I have an standalone Spark cluster with few nodes. I was able to get it High Available with zookeeper. Im using Spark Jobserver spark-2.0-preview and I have configured the jobserver env1.conf
file with the available spark URL's like following:
spark://<master1>:<port>,<master2>:<port>
Everything works fine, so if the master1 is down the jobserver connects to the master2.
- But what happens if the machine where the jobserver is installed crashes?
- Is there a way to do something like what I have done with spark? Having 2 jobserver instances on 2 separates machines and zookeeper to manage if one fails.
- Or do I need to manage that situation by myself?
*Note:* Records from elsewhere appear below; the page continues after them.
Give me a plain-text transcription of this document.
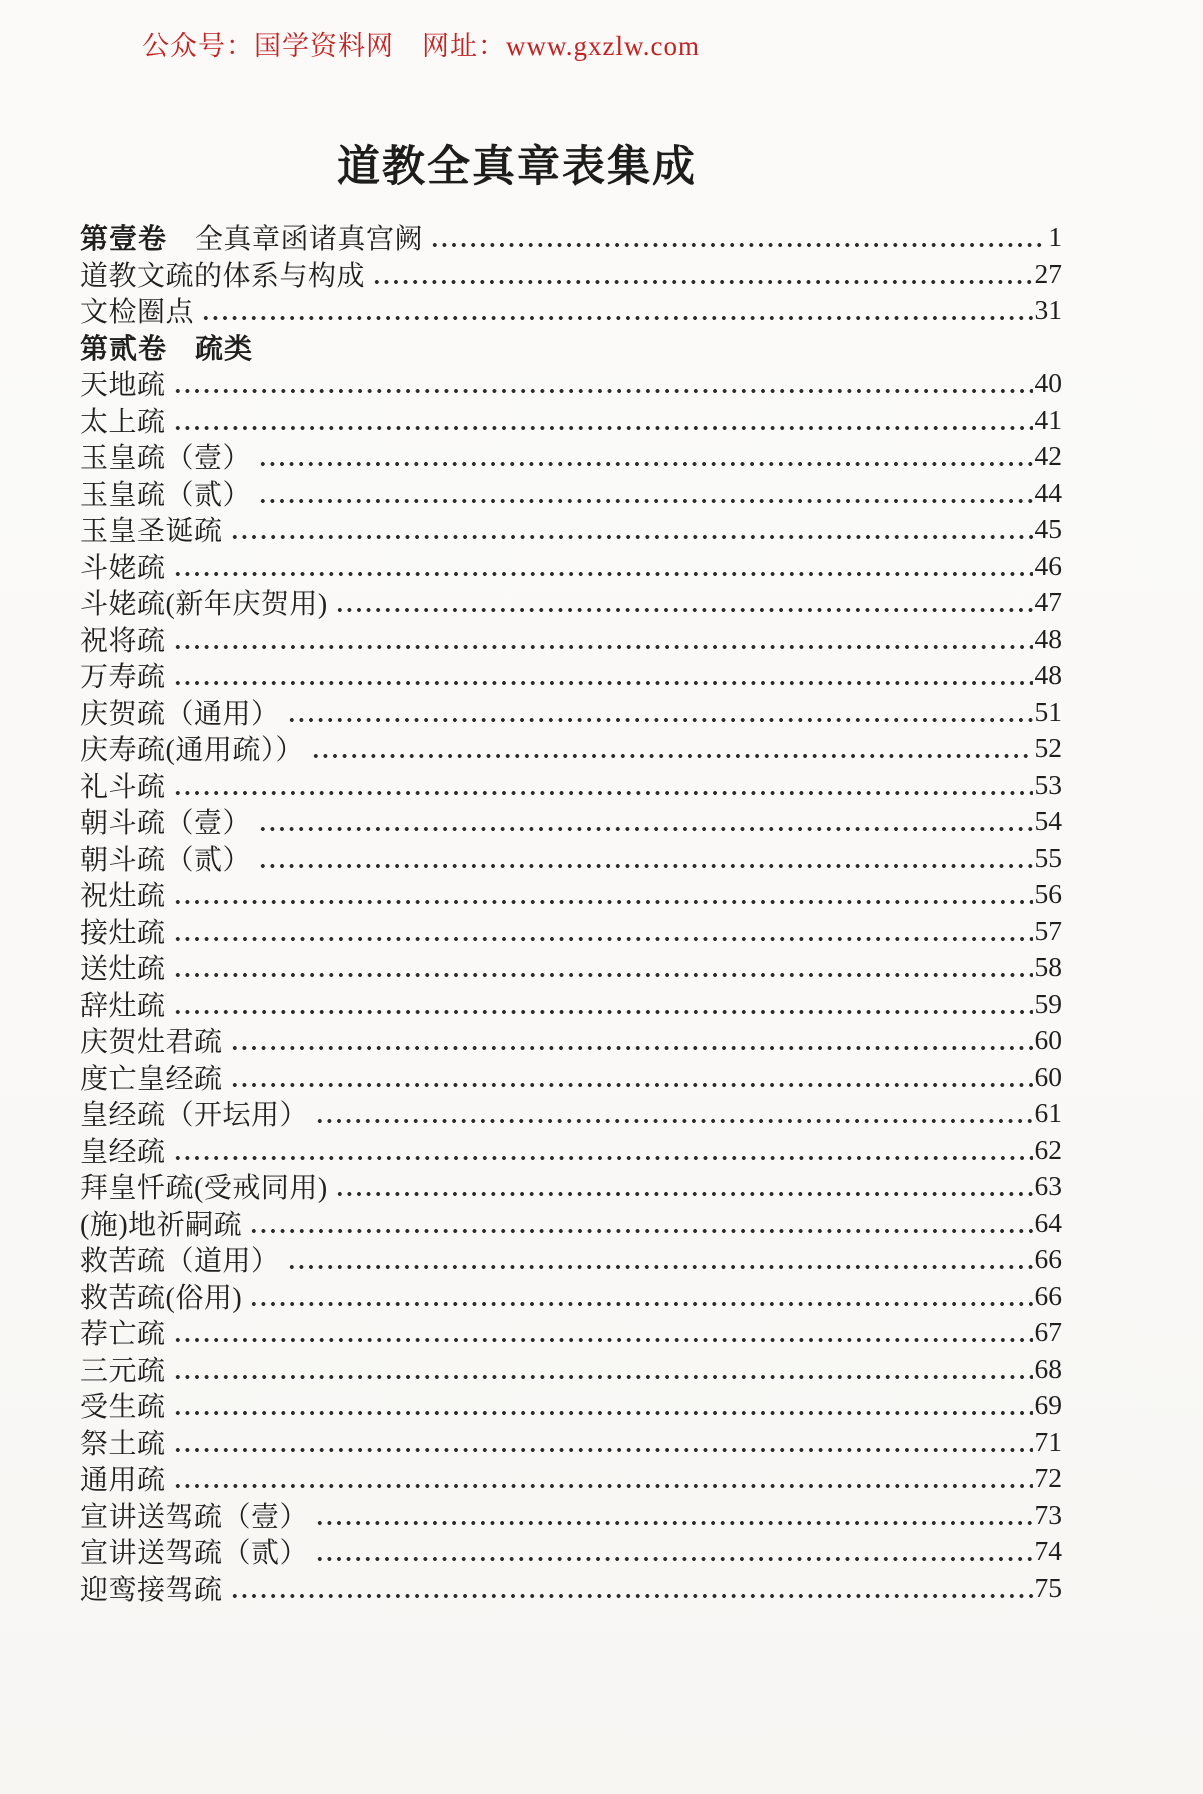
公众号：国学资料网　网址：www.gxzlw.com
道教全真章表集成
第壹卷 全真章函诸真宫阙	1
道教文疏的体系与构成	27
文检圈点	31
第贰卷 疏类
天地疏	40
太上疏	41
玉皇疏（壹）	42
玉皇疏（贰）	44
玉皇圣诞疏	45
斗姥疏	46
斗姥疏(新年庆贺用)	47
祝将疏	48
万寿疏	48
庆贺疏（通用）	51
庆寿疏(通用疏））	52
礼斗疏	53
朝斗疏（壹）	54
朝斗疏（贰）	55
祝灶疏	56
接灶疏	57
送灶疏	58
辞灶疏	59
庆贺灶君疏	60
度亡皇经疏	60
皇经疏（开坛用）	61
皇经疏	62
拜皇忏疏(受戒同用)	63
(施)地祈嗣疏	64
救苦疏（道用）	66
救苦疏(俗用)	66
荐亡疏	67
三元疏	68
受生疏	69
祭土疏	71
通用疏	72
宣讲送驾疏（壹）	73
宣讲送驾疏（贰）	74
迎鸾接驾疏	75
I would go with the third solution. I used once Spark Jobserver, not in HA but I was looking at that moment for a solution. Let me give you my opinions:
- If Spark Jobserver is deployed on only one machine, by default it's a point of failure in case the machine crashes.
- Spark Jobserver does not use Zookeeper for node's coordination (at least at the moment I used it), instead it uses the actor model implemented in Akka framework.
- Best way, I think, is to handle it yourself. And here a approach might be: the simple way, is to start multiple Spark Jobserer instances, on different machines that point to the same database and a proxy in front of them. Now the problem will move the HA of the database server(probably more easy to solve)
I suggest to check Spark Jobserver github repo, cause they discussion about this. (https://github.com/spark-jobserver/spark-jobserver/issues/42)